Boreal forests, which are increasingly affected by climate change, hold significant ecological value and are central to the global carbon cycle. Therefore, the effective monitoring of these forests is of great importance. This thesis aims to advance methodologies for monitoring the northern European boreal forests, with a primary focus on Finnish forests. Specifically, the thesis develops a new hybrid method that combines a forest reflectance model with a machine learning algorithm to retrieve forest variables from passive optical remote sensing data.

To develop this method, the research began by assessing the suitability of machine learning algorithms for retrieving forest variables in Finnish forests and determining the spectral resolution of the remote sensing data required for accurate forest variable retrievals. Subsequently, the accuracy of a forest reflectance model was improved for the determined spectral resolution. Finally, a new hybrid method was developed by integrating the forest reflectance model with a machine learning algorithm. In addition, very-high-resolution images were used to enhance the robustness and accuracy of the hybrid method.

This thesis makes several contributions to the advancement of boreal forest monitoring methods. First, it demonstrates that the added value of hyperspectral imaging is primarily linked to forest variables that include species-specific information, whereas traditional spaceborne multispectral remote sensing data is sufficient for accurately retrieving common forest structural variables. Second, the spatial pattern of trees and the ratio of branch area to leaf area were found to significantly influence forest reflectance modelling accuracy. Third, the results show that hybrid methods hold great promise for retrieving forest structure. Despite the promising results, challenges remain. The main challenge of the developed hybrid method was the disparity between the datasets used for training and testing, which highlighted the importance of spectral and structural representativeness in machine learning-based applications.

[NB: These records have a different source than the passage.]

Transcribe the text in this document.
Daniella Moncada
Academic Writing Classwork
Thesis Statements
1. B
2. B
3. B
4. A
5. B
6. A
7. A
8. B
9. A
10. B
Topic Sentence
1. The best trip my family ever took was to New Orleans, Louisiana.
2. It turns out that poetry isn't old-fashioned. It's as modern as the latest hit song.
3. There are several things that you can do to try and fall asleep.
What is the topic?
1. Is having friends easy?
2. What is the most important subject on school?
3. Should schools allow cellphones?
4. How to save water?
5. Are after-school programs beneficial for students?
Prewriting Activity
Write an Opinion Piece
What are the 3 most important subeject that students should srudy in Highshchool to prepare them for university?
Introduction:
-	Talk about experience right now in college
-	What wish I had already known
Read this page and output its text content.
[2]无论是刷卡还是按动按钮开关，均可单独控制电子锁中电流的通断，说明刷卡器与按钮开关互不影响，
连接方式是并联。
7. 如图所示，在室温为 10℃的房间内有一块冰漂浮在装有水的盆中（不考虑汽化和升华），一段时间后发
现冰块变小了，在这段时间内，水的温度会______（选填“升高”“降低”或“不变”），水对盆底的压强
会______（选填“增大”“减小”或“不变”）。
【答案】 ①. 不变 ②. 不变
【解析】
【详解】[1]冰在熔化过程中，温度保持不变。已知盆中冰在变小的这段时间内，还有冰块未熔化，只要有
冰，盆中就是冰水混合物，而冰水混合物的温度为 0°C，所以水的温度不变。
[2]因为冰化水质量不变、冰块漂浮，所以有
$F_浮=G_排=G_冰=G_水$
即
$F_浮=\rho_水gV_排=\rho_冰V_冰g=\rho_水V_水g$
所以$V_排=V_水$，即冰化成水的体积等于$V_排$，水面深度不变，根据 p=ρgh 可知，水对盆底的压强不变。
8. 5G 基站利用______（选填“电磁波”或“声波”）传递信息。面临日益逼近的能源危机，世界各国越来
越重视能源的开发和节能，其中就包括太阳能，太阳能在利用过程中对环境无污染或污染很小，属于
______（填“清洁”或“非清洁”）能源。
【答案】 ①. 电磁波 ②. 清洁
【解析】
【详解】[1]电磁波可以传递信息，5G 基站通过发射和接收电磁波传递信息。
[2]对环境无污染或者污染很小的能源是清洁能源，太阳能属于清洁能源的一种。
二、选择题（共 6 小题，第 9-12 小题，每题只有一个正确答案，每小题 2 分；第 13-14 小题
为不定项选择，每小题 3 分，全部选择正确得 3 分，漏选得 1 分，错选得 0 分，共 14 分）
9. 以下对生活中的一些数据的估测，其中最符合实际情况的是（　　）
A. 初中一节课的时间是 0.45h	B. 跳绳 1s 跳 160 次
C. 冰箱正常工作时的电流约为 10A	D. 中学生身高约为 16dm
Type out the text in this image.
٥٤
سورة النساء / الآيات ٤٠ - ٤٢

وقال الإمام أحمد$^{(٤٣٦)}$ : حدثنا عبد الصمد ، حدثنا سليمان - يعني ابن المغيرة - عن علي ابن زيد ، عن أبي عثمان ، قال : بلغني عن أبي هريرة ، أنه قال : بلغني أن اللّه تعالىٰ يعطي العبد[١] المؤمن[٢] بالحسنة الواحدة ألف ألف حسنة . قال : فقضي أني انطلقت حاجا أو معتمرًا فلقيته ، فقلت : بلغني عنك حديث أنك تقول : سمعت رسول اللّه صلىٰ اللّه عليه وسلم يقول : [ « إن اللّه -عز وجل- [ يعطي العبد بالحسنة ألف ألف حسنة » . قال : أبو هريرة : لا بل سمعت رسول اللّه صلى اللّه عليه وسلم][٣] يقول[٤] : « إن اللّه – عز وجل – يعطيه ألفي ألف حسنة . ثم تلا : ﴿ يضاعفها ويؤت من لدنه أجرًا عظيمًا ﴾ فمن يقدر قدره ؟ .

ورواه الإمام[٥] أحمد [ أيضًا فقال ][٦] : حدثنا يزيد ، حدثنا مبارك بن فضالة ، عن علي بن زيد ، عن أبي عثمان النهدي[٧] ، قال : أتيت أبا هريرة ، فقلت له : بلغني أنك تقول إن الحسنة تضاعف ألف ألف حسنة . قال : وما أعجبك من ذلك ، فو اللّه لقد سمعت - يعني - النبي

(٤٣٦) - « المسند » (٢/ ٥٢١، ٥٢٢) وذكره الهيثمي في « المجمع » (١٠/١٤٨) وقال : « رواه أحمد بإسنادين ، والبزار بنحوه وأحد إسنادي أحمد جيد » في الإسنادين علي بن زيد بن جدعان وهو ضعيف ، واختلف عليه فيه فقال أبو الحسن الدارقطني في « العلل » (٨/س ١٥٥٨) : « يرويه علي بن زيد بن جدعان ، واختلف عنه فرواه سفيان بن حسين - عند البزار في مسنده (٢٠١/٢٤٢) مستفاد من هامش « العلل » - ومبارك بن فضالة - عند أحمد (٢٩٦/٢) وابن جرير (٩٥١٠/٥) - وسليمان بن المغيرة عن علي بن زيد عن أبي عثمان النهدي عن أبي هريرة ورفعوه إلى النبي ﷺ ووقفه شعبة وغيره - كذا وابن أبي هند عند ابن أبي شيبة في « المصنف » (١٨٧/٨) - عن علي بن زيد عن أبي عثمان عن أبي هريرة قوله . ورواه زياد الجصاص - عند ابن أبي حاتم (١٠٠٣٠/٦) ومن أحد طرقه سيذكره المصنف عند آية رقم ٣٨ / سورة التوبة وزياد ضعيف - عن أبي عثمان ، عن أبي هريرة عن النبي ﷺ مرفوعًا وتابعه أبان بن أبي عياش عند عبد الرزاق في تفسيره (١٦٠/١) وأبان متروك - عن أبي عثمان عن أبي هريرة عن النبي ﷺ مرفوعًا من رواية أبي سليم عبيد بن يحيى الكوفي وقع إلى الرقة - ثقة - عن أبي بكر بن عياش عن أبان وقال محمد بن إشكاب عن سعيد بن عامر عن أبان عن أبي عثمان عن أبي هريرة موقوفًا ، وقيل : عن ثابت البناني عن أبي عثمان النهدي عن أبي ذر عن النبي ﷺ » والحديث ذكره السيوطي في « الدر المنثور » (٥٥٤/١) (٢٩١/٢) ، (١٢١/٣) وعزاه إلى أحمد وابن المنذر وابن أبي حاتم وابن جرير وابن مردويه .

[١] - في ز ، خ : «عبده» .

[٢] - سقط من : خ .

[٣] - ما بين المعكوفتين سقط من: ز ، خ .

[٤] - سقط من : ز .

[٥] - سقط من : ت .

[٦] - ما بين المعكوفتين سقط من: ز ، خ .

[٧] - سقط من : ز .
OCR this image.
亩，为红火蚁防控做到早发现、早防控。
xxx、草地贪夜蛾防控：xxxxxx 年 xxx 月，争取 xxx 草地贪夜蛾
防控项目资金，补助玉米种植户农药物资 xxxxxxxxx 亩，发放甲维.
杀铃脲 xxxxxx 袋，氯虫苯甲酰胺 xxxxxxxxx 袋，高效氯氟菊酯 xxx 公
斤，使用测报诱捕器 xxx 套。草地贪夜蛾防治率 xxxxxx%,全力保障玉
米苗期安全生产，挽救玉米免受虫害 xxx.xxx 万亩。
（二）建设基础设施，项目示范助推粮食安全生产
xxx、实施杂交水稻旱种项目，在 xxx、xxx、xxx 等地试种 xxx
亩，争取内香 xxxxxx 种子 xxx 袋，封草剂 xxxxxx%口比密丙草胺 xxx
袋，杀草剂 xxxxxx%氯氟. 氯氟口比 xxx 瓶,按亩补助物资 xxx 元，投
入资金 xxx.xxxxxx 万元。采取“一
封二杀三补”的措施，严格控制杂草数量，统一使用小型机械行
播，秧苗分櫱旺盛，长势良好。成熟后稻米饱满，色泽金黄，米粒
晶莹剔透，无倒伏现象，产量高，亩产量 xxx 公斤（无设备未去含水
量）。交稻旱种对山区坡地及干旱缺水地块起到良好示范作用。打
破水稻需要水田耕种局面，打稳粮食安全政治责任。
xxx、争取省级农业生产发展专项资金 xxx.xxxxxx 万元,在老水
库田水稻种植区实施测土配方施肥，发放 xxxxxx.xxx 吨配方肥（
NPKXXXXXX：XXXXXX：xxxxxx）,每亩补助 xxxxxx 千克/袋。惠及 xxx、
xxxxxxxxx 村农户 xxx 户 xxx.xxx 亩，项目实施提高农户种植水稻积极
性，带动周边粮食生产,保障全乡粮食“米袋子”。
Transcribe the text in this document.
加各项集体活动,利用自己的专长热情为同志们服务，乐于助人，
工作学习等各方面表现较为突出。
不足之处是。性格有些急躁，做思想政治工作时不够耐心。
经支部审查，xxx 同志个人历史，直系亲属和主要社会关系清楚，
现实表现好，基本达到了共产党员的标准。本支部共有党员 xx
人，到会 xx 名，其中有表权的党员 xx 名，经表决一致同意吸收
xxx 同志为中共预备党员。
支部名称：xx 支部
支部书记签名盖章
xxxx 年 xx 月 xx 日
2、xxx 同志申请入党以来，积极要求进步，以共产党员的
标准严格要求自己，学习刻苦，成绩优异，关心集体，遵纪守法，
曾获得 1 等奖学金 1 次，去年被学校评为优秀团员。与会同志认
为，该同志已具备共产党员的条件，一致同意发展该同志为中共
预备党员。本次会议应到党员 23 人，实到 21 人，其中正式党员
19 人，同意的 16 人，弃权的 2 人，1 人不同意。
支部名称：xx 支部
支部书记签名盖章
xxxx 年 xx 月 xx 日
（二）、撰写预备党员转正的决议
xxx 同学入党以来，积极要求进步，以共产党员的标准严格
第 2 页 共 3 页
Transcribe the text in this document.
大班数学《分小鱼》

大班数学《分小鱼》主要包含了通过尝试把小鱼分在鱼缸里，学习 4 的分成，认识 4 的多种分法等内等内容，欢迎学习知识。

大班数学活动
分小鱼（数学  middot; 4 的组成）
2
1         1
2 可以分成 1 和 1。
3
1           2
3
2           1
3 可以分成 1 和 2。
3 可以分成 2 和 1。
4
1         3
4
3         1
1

While the thesis presents relevant findings for advancing methodologies in boreal forest monitoring, it also highlights several challenges and limitations that need to be addressed. Overcoming these challenges requires further investigation, emphasising the need for additional research. Overall, this thesis provides a solid foundation for developing hybrid methods that use forest reflectance models, contributing to the evolving field of hybrid approaches in remote sensing research.